JakArt dan Surabaya Juang Hadirkan Penyanyi Vocal Bas dari Yunani dalam Konser Musik Klasik

  • EDUKASI
JakArt dan Surabaya Juang Hadirkan Penyani Vocal Bas dari Yunani dalam Konser Musik Klasik
Share this :

Suasana Gedung Cak Durasim, Surabaya, sore itu seakan berubah menjadi ruang magis penuh harmoni. Jemari Ary Sutedja dan Elmira David menari di atas tuts piano, menghasilkan alunan yang mengalir lembut sekaligus tegas, sementara suara vokal bas Christophoros Stamboglis menggema, dalam dan berwibawa, memenuhi setiap sudut ruangan.

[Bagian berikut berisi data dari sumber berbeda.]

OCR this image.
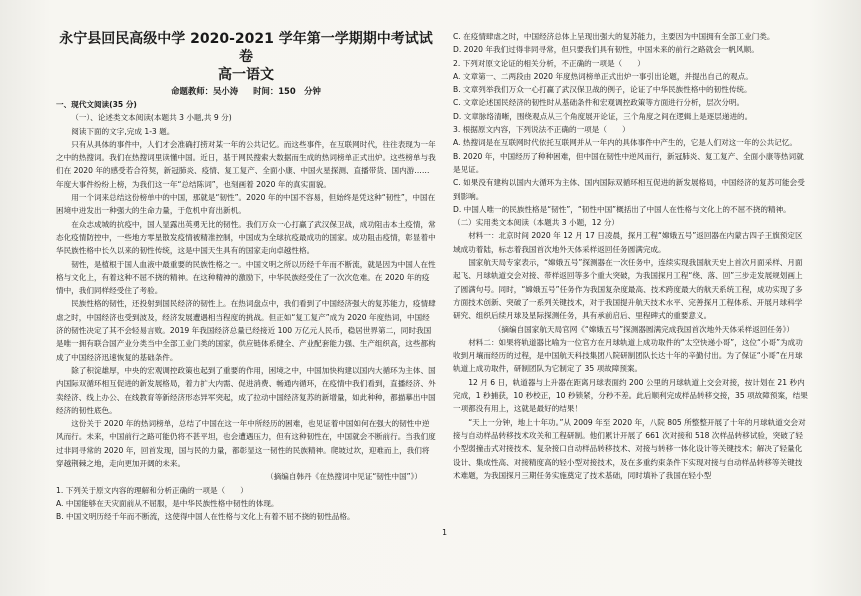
永宁县回民高级中学 2020-2021 学年第一学期期中考试试卷

高一语文

命题教师：吴小涛 时间：150　分钟

一、现代文阅读(35 分)

（一）、论述类文本阅读(本题共 3 小题,共 9 分)

阅读下面的文字,完成 1-3 题。

只有从具体的事件中，人们才会准确打捞对某一年的公共记忆。而这些事件，在互联网时代，往往表现为一年之中的热搜词。我们在热搜词里读懂中国。近日，基于网民搜索大数据而生成的热词榜单正式出炉。这些榜单与我们在 2020 年的感受若合符契，新冠肺炎、疫情、复工复产、全面小康、中国火星探测、直播带货、国内游……年度大事件纷纷上榜，为我们这一年“总结陈词”，也刻画着 2020 年的真实面貌。

用一个词来总结这份榜单中的中国，那就是“韧性”。2020 年的中国不容易，但始终是凭这种“韧性”，中国在困境中迸发出一种强大的生命力量，于危机中育出新机。

在众志成城的抗疫中，国人显露出英勇无比的韧性。我们万众一心打赢了武汉保卫战，成功阻击本土疫情，常态化疫情防控中，一些地方零星散发疫情被精准控制，中国成为全球抗疫最成功的国家。成功阻击疫情，彰显着中华民族性格中长久以来的韧性传统，这是中国天生具有的国家走向卓越性格。

韧性，是植根于国人血液中最重要的民族性格之一。中国文明之所以历经千年而不断流，就是因为中国人在性格与文化上，有着这种不屈不挠的精神。在这种精神的激励下，中华民族经受住了一次次危难。在 2020 年的疫情中，我们同样经受住了考验。

民族性格的韧性，还投射到国民经济的韧性上。在热词盘点中，我们看到了中国经济强大的复苏能力，疫情肆虐之时，中国经济也受到波及，经济发展遭遇相当程度的挑战。但正如“复工复产”成为 2020 年度热词，中国经济的韧性决定了其不会轻易言败。2019 年我国经济总量已经接近 100 万亿元人民币，稳居世界第二，同时我国是唯一拥有联合国产业分类当中全部工业门类的国家，供应链体系健全、产业配套能力强、生产组织高，这些都构成了中国经济迅速恢复的基础条件。

除了积淀雄厚，中央的宏观调控政策也起到了重要的作用，困境之中，中国加快构建以国内大循环为主体、国内国际双循环相互促进的新发展格局，着力扩大内需、促进消费、畅通内循环，在疫情中我们看到，直播经济、外卖经济、线上办公、在线教育等新经济形态异军突起，成了拉动中国经济复苏的新增量，如此种种，都描摹出中国经济的韧性底色。

这份关于 2020 年的热词榜单，总结了中国在这一年中所经历的困难，也见证着中国如何在强大的韧性中逆风而行。未来，中国前行之路可能仍将不甚平坦，也会遭遇压力，但有这种韧性在，中国就会不断前行。当我们度过非同寻常的 2020 年，回首发现，国与民的力量，都彰显这一韧性的民族精神。爬坡过坎，迎难而上，我们将穿越荆棘之地，走向更加开阔的未来。

（摘编自韩丹《在热搜词中见证“韧性中国”》）

1. 下列关于原文内容的理解和分析正确的一项是（　　）

A. 中国能够在天灾面前从不屈服，是中华民族性格中韧性的体现。

B. 中国文明历经千年而不断流，这使得中国人在性格与文化上有着不屈不挠的韧性品格。

C. 在疫情肆虐之时，中国经济总体上呈现出强大的复苏能力，主要因为中国拥有全部工业门类。

D. 2020 年我们过得非同寻常，但只要我们具有韧性，中国未来的前行之路就会一帆风顺。

2. 下列对原文论证的相关分析，不正确的一项是（　　）

A. 文章第一、二两段由 2020 年度热词榜单正式出炉一事引出论题，并提出自己的观点。

B. 文章列举我们万众一心打赢了武汉保卫战的例子，论证了中华民族性格中的韧性传统。

C. 文章论述国民经济的韧性时从基础条件和宏观调控政策等方面进行分析，层次分明。

D. 文章脉络清晰，围绕观点从三个角度展开论证，三个角度之间在逻辑上是逐层递进的。

3. 根据原文内容，下列说法不正确的一项是（　　）

A. 热搜词是在互联网时代依托互联网并从一年内的具体事件中产生的，它是人们对这一年的公共记忆。

B. 2020 年，中国经历了种种困难，但中国在韧性中逆风而行，新冠肺炎、复工复产、全面小康等热词就是见证。

C. 如果没有建构以国内大循环为主体、国内国际双循环相互促进的新发展格局，中国经济的复苏可能会受到影响。

D. 中国人唯一的民族性格是“韧性”，“韧性中国”概括出了中国人在性格与文化上的不屈不挠的精神。

（二）实用类文本阅读（本题共 3 小题，12 分）

材料一：北京时间 2020 年 12 月 17 日凌晨，探月工程“嫦娥五号”返回器在内蒙古四子王旗预定区域成功着陆，标志着我国首次地外天体采样返回任务圆满完成。

国家航天局专家表示，“嫦娥五号”探测器在一次任务中，连续实现我国航天史上首次月面采样、月面起飞、月球轨道交会对接、带样返回等多个重大突破，为我国探月工程“绕、落、回”三步走发展规划画上了圆满句号。同时，“嫦娥五号”任务作为我国复杂度最高、技术跨度最大的航天系统工程，成功实现了多方面技术创新、突破了一系列关键技术，对于我国提升航天技术水平、完善探月工程体系、开展月球科学研究、组织后续月球及星际探测任务，具有承前启后、里程碑式的重要意义。

（摘编自国家航天局官网《“嫦娥五号”探测器圆满完成我国首次地外天体采样返回任务》）

材料二：如果将轨道器比喻为一位官方在月球轨道上成功取件的“太空快递小哥”，这位“小哥”为成功收到月壤而经历的过程，是中国航天科技集团八院研制团队长达十年的辛勤付出。为了保证“小哥”在月球轨道上成功取件，研制团队为它制定了 35 项故障预案。

12 月 6 日，轨道器与上升器在距离月球表面约 200 公里的月球轨道上交会对接，按计划在 21 秒内完成，1 秒捕获，10 秒校正，10 秒锁紧，分秒不差。此后顺利完成样品转移交接，35 项故障预案，结果一项都没有用上，这就是最好的结果！

“天上一分钟，地上十年功。”从 2009 年至 2020 年，八院 805 所整整开展了十年的月球轨道交会对接与自动样品转移技术攻关和工程研制。他们累计开展了 661 次对接和 518 次样品转移试验，突破了轻小型弱撞击式对接技术、复杂接口自动样品转移技术、对接与转移一体化设计等关键技术；解决了轻量化设计、集成性高、对接精度高的轻小型对接技术，及在多重约束条件下实现对接与自动样品转移等关键技术难题，为我国探月三期任务实施奠定了技术基础，同时填补了我国在轻小型

1
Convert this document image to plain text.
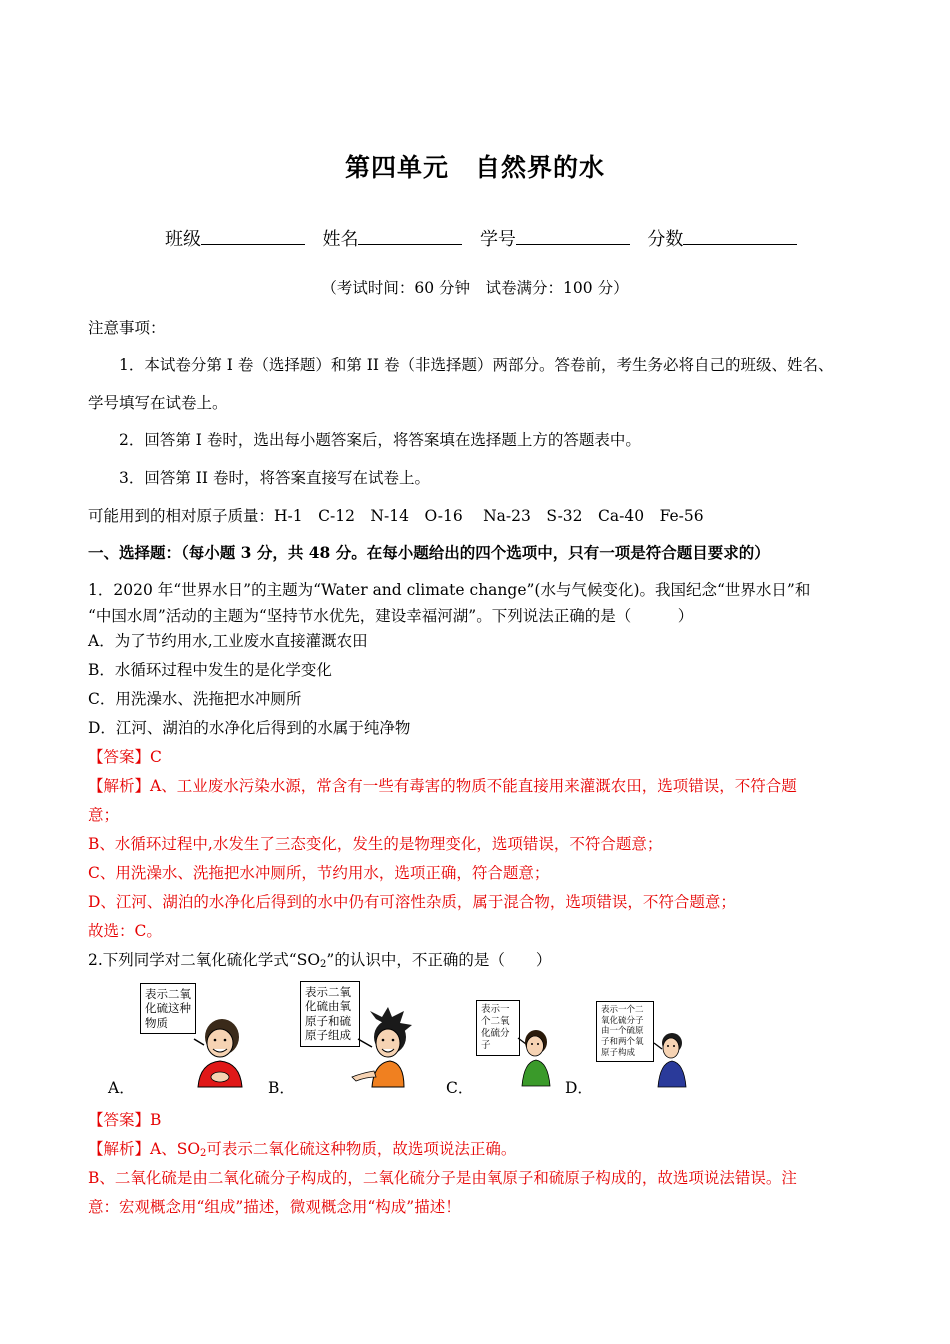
第四单元　自然界的水
班级	姓名	学号	分数
（考试时间：60 分钟　试卷满分：100 分）
注意事项：
1．本试卷分第 I 卷（选择题）和第 II 卷（非选择题）两部分。答卷前，考生务必将自己的班级、姓名、
学号填写在试卷上。
2．回答第 I 卷时，选出每小题答案后，将答案填在选择题上方的答题表中。
3．回答第 II 卷时，将答案直接写在试卷上。
可能用到的相对原子质量：H-1　C-12　N-14　O-16　 Na-23　S-32　Ca-40　Fe-56
一、选择题：（每小题 3 分，共 48 分。在每小题给出的四个选项中，只有一项是符合题目要求的）
1．2020 年“世界水日”的主题为“Water and climate change”(水与气候变化)。我国纪念“世界水日”和
“中国水周”活动的主题为“坚持节水优先，建设幸福河湖”。下列说法正确的是（　　　）
A．为了节约用水,工业废水直接灌溉农田
B．水循环过程中发生的是化学变化
C．用洗澡水、洗拖把水冲厕所
D．江河、湖泊的水净化后得到的水属于纯净物
【答案】C
【解析】A、工业废水污染水源，常含有一些有毒害的物质不能直接用来灌溉农田，选项错误，不符合题
意；
B、水循环过程中,水发生了三态变化，发生的是物理变化，选项错误，不符合题意；
C、用洗澡水、洗拖把水冲厕所，节约用水，选项正确，符合题意；
D、江河、湖泊的水净化后得到的水中仍有可溶性杂质，属于混合物，选项错误，不符合题意；
故选：C。
2.下列同学对二氧化硫化学式“$SO_2$”的认识中，不正确的是（　　）
表示二氧化硫这种物质
A．
表示二氧化硫由氧原子和硫原子组成
B．
表示一个二氧化硫分子
C．
表示一个二氧化硫分子由一个硫原子和两个氧原子构成
D．
【答案】B
【解析】A、$SO_2$可表示二氧化硫这种物质，故选项说法正确。
B、二氧化硫是由二氧化硫分子构成的，二氧化硫分子是由氧原子和硫原子构成的，故选项说法错误。注
意：宏观概念用“组成”描述，微观概念用“构成”描述！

Perpaduan ketiganya membentuk dialog musikal yang tak hanya terdengar, tetapi juga terasa meresap ke hati penonton. Sesekali, hening yang tercipta di antara nada justru menambah kesyahduan, sebelum akhirnya pecah oleh gemuruh tepuk tangan panjang yang menggema usai setiap lagu dibawakan. Penonton terhipnotis, larut dalam keindahan musik klasik yang menjembatani rasa, budaya, dan persahabatan lintas bangsa.

Demikian gambaran suasana konser musik klasik yang diselenggarakan atas kerja sama JakArt dengan Komunitas Surabaya Juang. Yakni, persembahkan konser musik klasik internasional yang menghadirkan harmoni lintas budaya di Kota Pahlawan. Konser menghadirkan Christophoros Stamboglis, penyanyi bas asal Yunani, Ary Sutedja – pianis Indonesia, dan Elmira David – pianis Indonesia di Gedung Cak Durasim, Surabaya, Minggu (28/9/2025) sore.

Konser tersebut tak sekadar pertunjukan musik, melainkan sebuah perjumpaan budaya. Melalui karya-karya klasik, para musisi menghadirkan dialog universal tentang keindahan, persahabatan, dan jembatan antarbangsa. Kali ini, Surabaya menjadi saksi pertemuan musik klasik dunia, lintas negara, dan semangat kebersamaan tanpa batas. Selain konser, diadakan pula Master Class.

JakArt dan Surabaya Juang Hadirkan Penyani Vocal Bas dari Yunani dalam Konser Musik Klasik

Berikut ini catatan sekilas tentang Christophoros Stamboglis, Ary Sutedja, dan Elmira David.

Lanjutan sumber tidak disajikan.